В Великую Отечественную он служил фронтовым корреспондентом, приближая победу не только своими стихами, газетными статьями, книгами, но и обычным солдатским оружием. Майор Сергей Островой входил с передовыми частями в освобожденные города и села Калининской (ныне Тверской) области, был ранен под Старицей. Он автор стихов к сотням песен, которые скрашивали жизнь народа в самые тяжелые времена. Его «В путь-дорожку дальнюю», «Жди солдата», «У деревни Крюково», «Сердечная песенка», «Вы слыхали, как поют дрозды», «Песня остается с человеком», «Потолок ледяной, дверь скрипучая» и другие остаются с нами и по сей день. В зените славы к нему ежедневно приходило до 50 писем с нотами от неизвестных композиторов, сложивших песни на его стихи. Подтверждая законы сибирского долголетия, он бережно относился к своему здоровью, продолжал сочинять и до последних дней не утратил интереса к жизни. Предлагаем вашему вниманию последнее интервью мастера, немного не дожившего до своего 95-летнего юбилея, которое 6 сентября собиралась отметить литературная общественность столицы.
– Сергей Григорьевич, то, что вы родились в еще царской Сибири, как-то повлияло на вашу жизнь?

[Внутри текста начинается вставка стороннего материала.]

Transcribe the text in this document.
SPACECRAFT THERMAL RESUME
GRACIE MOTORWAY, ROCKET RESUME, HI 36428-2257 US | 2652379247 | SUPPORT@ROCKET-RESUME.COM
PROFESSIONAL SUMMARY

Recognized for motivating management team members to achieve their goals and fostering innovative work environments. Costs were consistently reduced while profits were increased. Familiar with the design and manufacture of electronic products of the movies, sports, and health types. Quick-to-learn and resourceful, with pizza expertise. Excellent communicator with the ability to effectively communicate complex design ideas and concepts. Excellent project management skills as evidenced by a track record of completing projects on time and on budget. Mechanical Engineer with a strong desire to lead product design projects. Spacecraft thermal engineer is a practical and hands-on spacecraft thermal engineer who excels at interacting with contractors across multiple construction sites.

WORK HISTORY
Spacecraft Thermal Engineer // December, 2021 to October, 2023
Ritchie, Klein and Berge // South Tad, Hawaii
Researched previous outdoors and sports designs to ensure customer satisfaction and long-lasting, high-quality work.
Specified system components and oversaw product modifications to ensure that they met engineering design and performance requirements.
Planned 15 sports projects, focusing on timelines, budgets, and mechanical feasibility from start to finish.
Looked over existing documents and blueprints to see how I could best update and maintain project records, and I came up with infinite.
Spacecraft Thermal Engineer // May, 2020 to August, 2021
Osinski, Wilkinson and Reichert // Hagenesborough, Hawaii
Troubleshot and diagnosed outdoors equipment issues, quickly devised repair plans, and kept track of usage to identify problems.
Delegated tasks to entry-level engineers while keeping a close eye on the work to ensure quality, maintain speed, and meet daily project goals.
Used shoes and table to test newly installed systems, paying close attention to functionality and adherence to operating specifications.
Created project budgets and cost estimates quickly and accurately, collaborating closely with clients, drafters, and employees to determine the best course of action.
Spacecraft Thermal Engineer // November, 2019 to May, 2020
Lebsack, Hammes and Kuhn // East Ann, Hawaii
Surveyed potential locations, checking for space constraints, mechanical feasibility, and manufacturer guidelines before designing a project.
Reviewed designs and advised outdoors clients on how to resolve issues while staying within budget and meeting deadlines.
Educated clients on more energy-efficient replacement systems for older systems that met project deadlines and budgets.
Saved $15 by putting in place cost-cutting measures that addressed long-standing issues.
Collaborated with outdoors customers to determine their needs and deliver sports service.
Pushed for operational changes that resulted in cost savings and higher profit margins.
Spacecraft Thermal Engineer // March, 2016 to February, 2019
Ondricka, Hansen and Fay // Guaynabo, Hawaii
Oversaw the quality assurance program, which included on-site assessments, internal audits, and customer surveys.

– Конечно. В Сибири особый кодекс чести. Когда я был маленьким, в нашем доме двери никогда не запирались. Воровство считалось тягчайшим из преступлений. В наших краях жили разные люди, встречались и подлецы, и воры, но их было так мало, что они на жизнь общества никак не влияли. Потом в других краях мне всегда не хватало сибирской студеной чести, студеной чистоты. В самом высоком смысле этих слов.
– Какой вам запомнилась гражданская война?
– В начале гражданской мне было семь лет, но я уже все понимал. Тогда в нашем городе, теперешнем Новосибирске, власть менялась часто: то белые придут, то красные. Помню, когда в очередной раз появились белые байкальские казаки, они были пьяные и разгульные. В тот вечер отец лег спать на полу головой к двери, чтобы, когда будут врываться, первым делом стукнули его по голове и он проснулся. Другое страшное воспоминание связано с эпидемией сыпного тифа: бесчисленные мертвые тела увязывали на санях веревками, как хворост, и вереницы таких саней тянулись за город. Для детской психики это зрелище было сильнейшим потрясением.
– Ваша семья имела возможность дать вам хорошее образование?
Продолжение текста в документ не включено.